Senada dengan Menteri Dody, Kepala Badan Pengatur Jalan Tol (BPJT), Ni Komang Rasminiati, turut memberikan gambaran optimis mengenai progres proyek-proyek tersebut. Berdasarkan pantauan konstruksi terkini, Ni Komang mengungkapkan bahwa sebanyak 10 ruas jalan tol berpotensi besar untuk rampung pada akhir tahun 2026. "Memang sesuai dengan progres konstruksi sampai sekarang, ada rencana sekitar 10 ruas. Harapannya dapat diselesaikan di akhir 2026 dan dapat difungsionalkan untuk menunjang pergerakan lalu lintas Nataru," jelas Ni Komang.
Kesepuluh ruas jalan tol ini, yang secara total membentang sepanjang 201,12 kilometer, direncanakan selesai konstruksinya pada tahun 2026. Meskipun daftar spesifik ruas-ruas tersebut belum dirinci secara publik oleh 55tv.co.id, antisipasi terhadap pengoperasiannya telah memicu optimisme di kalangan pelaku ekonomi dan masyarakat.
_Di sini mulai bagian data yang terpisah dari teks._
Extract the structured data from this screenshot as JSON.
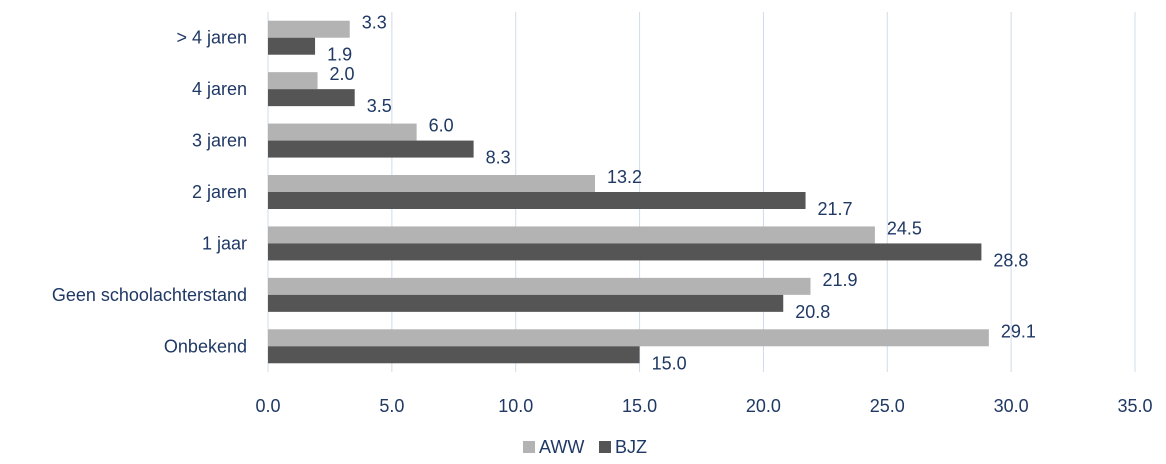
{
  "chart_data": {
    "type": "bar",
    "orientation": "horizontal",
    "categories": [
      "> 4 jaren",
      "4 jaren",
      "3 jaren",
      "2 jaren",
      "1 jaar",
      "Geen schoolachterstand",
      "Onbekend"
    ],
    "series": [
      {
        "name": "AWW",
        "color": "#b3b3b3",
        "values": [
          3.3,
          2.0,
          6.0,
          13.2,
          24.5,
          21.9,
          29.1
        ],
        "labels": [
          "3.3",
          "2.0",
          "6.0",
          "13.2",
          "24.5",
          "21.9",
          "29.1"
        ]
      },
      {
        "name": "BJZ",
        "color": "#555555",
        "values": [
          1.9,
          3.5,
          8.3,
          21.7,
          28.8,
          20.8,
          15.0
        ],
        "labels": [
          "1.9",
          "3.5",
          "8.3",
          "21.7",
          "28.8",
          "20.8",
          "15.0"
        ]
      }
    ],
    "xlim": [
      0,
      35
    ],
    "xticks": [
      0,
      5,
      10,
      15,
      20,
      25,
      30,
      35
    ],
    "xtick_labels": [
      "0.0",
      "5.0",
      "10.0",
      "15.0",
      "20.0",
      "25.0",
      "30.0",
      "35.0"
    ],
    "title": "",
    "xlabel": "",
    "ylabel": "",
    "grid": "vertical",
    "legend_position": "bottom"
  },
  "colors": {
    "text": "#1f3864",
    "grid": "#cfdce8"
  }
}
Kehadiran infrastruktur baru ini diharapkan dapat memangkas waktu tempuh, mengurangi biaya logistik, dan merangsang aktivitas ekonomi di sepanjang koridor jalan tol, menjadikannya lebih dari sekadar jalur transportasi, melainkan urat nadi baru bagi geliat ekonomi Indonesia.